FPL Pulse — weekly enrichment pipeline
AWS Lambda · Step Functions · S3 · Anthropic Haiku/Sonnet · Langfuse · Terraform
What it does
Every gameweek the pipeline picks up raw data from the FPL API, Understat, and a handful of news sources, normalises it, and runs each of the ~700 players through an LLM enrichment pass — short-form summary, injury signal, sentiment, transfer narrative. The curated output lands as versioned parquet in S3 and feeds both the public dashboard and the Scout Agent.
The goal wasn't another FPL tool; it was a personal-scale clone of the production shape I work on at Curve — batch pipelines, enrichment, observability, IaC — built end-to-end in one repo so the architecture is legible without an NDA conversation.
Architecture, briefly
Five collector Lambdas run in parallel and land raw JSON in
s3://fpl-data-lake-dev/raw/season=.../gameweek=.../. A
validation Lambda promotes successful runs to clean/, then a
Step Function fans out enrichment Lambdas that call Anthropic Haiku for
bulk summaries and Sonnet for the harder reasoning passes. A curate step
synthesises the enriched parquet into dashboard- and agent-ready JSON
under curated/, which CloudFront serves through an
OAC-signed S3 origin.
Eleven ADRs in docs/adrs/ capture the decisions that
actually changed the shape — model selection, Step Function retry
alignment, the curate-vs-on-read tradeoff, the OAC POST landmine on the
agent side. The build log lives in
knowledge-vault/projects/fpl-build-log.md.
Three decisions worth pulling out
Cost discipline is a feature, not a constraint
The whole pipeline runs inside the AWS free tier. Lambda, Step Functions, S3, CloudFront, SSM Parameter Store — combined cost is rounding error against the Claude API spend, which itself caps at £5–10/month even with weekly full-population enrichment. That isn't an accident; it shaped real decisions. Secrets Manager came out (£2/month → £0 via SSM SecureString once I accepted there was no rotation requirement on a solo project). DynamoDB on-demand stays under the always-free tier as long as I keep the Scout Agent's per-request state small. Memory on the cold-start path got a deliberate bump to 3008 MB because the 27s → 8–12s cold-start improvement was worth the per-ms cost — at this scale, optimising for pennies of compute is the wrong instinct.
The corollary that keeps showing up: serverless infra is rounding error against LLM spend. Cost optimisation on an LLM-heavy workload should focus on model selection, batching, input filtering, and record filtering, not Lambda memory or container size.
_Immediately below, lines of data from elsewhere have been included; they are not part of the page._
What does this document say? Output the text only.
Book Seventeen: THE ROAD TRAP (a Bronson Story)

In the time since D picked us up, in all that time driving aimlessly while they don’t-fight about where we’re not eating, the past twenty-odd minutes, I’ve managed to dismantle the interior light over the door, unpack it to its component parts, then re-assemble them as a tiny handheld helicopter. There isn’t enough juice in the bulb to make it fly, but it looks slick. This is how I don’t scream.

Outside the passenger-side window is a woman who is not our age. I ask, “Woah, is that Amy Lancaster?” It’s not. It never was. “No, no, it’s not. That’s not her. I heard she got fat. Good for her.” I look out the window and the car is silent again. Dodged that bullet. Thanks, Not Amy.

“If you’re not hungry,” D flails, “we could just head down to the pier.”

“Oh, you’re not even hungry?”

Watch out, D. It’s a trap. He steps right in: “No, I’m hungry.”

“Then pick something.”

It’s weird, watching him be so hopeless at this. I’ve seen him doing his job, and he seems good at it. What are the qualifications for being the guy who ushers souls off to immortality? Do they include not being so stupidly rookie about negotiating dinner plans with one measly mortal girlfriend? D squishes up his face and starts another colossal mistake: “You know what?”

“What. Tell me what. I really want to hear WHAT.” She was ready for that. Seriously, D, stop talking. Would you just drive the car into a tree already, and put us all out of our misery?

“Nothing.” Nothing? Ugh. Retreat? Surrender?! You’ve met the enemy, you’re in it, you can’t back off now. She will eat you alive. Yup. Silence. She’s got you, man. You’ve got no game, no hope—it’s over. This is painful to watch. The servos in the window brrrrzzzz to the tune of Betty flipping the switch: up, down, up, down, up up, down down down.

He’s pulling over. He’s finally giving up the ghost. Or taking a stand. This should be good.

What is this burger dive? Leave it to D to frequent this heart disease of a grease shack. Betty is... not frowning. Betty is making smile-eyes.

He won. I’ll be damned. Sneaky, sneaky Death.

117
Step Functions "Succeeded" ≠ business success
A Lambda that returns {"statusCode": 500, "body": {...}}
is LambdaFunctionSucceeded from Step Functions' perspective —
the invocation completed and a JSON body came back. The first version of
CheckShouldRun assumed otherwise, and a Cloudflare 403
inside the collector silently propagated as a successful run with empty
data, taking out four downstream states with cryptic JsonPath errors.
The fix is the durable pattern, not the patch: after every Task state
that can return a non-success body, the next state has to be a Choice
checking the actual response. The lesson sits in
knowledge-vault/patterns/step-function-retry-alignment.md and
has already saved an evening on the day job.
curl_cffi for TLS-fingerprinted endpoints
Many of the FPL-adjacent endpoints sit behind Cloudflare which blocks AWS
Lambda IPs. User-agent spoofing didn't help — Cloudflare also
TLS-fingerprints the request, and Python httpx doesn't look
like Chrome no matter what header you send. curl_cffi with
Chrome impersonation passes the TLS layer; exponential backoff
(2s/4s/8s/16s/32s, five attempts) handles the rate-based blocks that the
impersonation alone doesn't. Without these the collectors fail roughly
one in three runs; with them it's been stable for months.
Observability
Langfuse traces every LLM call at level 3 — per-request traces, quality
scores, per-node cost. Fast Lambdas need an explicit
langfuse.flush() before return because the background
shipper thread doesn't get to run otherwise; sub-second Lambdas freeze
mid-flight and the traces are gone. Tight timeouts
(LANGFUSE_TIMEOUT=2s, FLUSH_INTERVAL=1s) stop
Langfuse outages from cascading into Lambda timeouts.
What I'd do differently
The four-stage Hive partitioning was over-engineered for the actual data
volumes; a single curated layer with deeper schema validation would have
paid for itself faster. And the first Step Function definition used
Retry blocks that overlapped with the Lambda's own retry
logic, multiplying the effective retry count — aligning retries
explicitly at the Step Function layer would have saved an afternoon.